After about an hour he stopped reading. He said, “Your homework is to think about what you just heard.” How great is that? “The Art of War” was written in China, over two thousand years ago. It was written by a great general, and is still studied at Sandhurst, West Point, and Harvard Business School.
It’s about how to out think an opponent. How to out-manoeuvre them and mainly, at all times, how to take unfair advantage and turn the situation to your benefit. So that you win.
Dave Morris has just demonstrated that, before we start to learn anything about advertising, we’ve got to learn the purpose of advertising. Why we do what we do. Why does anyone pay us to put words next to pictures in the first place?

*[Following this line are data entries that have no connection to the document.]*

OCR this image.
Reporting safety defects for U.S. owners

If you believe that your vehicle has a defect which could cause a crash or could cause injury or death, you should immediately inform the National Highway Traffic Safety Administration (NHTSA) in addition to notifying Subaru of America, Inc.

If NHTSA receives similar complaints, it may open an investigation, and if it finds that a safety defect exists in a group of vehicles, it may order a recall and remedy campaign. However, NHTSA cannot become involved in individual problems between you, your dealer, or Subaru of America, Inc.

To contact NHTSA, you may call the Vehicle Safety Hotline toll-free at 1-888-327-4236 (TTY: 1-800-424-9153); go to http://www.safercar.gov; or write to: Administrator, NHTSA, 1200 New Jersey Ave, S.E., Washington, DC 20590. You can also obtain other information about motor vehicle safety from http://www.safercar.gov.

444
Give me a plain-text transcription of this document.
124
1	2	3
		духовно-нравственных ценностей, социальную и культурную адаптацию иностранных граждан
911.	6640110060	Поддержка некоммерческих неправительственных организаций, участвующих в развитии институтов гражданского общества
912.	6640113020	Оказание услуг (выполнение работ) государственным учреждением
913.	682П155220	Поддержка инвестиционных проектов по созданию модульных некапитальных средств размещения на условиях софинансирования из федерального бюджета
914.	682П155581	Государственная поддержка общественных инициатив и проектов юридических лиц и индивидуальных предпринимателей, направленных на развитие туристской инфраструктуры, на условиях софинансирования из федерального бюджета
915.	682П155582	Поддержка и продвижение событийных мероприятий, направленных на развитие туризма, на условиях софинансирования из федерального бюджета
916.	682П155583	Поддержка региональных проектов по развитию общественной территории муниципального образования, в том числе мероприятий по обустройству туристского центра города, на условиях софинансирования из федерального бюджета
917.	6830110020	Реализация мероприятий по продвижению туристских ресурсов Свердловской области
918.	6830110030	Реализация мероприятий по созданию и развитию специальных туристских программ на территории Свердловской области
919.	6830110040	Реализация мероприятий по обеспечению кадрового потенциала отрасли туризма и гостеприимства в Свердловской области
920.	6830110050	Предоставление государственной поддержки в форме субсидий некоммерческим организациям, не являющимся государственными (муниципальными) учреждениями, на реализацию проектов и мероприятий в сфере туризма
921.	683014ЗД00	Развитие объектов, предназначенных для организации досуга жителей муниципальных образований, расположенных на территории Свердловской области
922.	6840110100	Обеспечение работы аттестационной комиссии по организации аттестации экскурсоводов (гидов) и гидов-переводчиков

I’d just spent four days looking at hundreds of films that thought advertising was the end in itself. As if the sole purpose of advertising was to make nice little films. Without ever asking why. Why do we do TV and Cinema commercials? Is the sole purpose to make people laugh?
Or to put lyrical images against charming music tracks for people’s pleasure? Almost everyone who did these films thought the films were the end in themselves.
That’s why I was knocked out to hear how Dave Morris taught advertising. He didn’t start from advertising. He started from the object of advertising. And the object is to win something. To take something from someone else.
To out think someone else. Years before ‘new media’ Dave Morris was telling people to open up their minds. To get upstream of the problem. Instead of kneejerking into the same old traditional solutions. Or kneejerking into new versions of the same old solutions, in ‘new’ media.
Dave Morris taught that we shouldn’t just go on auto pilot. However, uncomfortable it was, we had to use our brain.
We had to come up with a different solution for each problem.
To reinvent the wheel every time, instead of just defaulting to whatever we think advertising should be. Advertising doesn’t start with visuals and headlines. Advertising doesn’t start with digital or online, or TV, or press, or posters, or radio, or ambient, or direct mail, or any of our other disciplines.
Advertising doesn’t even start with advertising. Advertising starts with out-thinking other people. Advertising starts with finding a way to get a result. Against often superior competition. And sometimes the answer may not be advertising at all. Isn’t that a great lesson? To approach the problem out of a question. Not out of an answer.
They should teach Dave Morris’s lesson every year, before each D&AD jury starts to vote.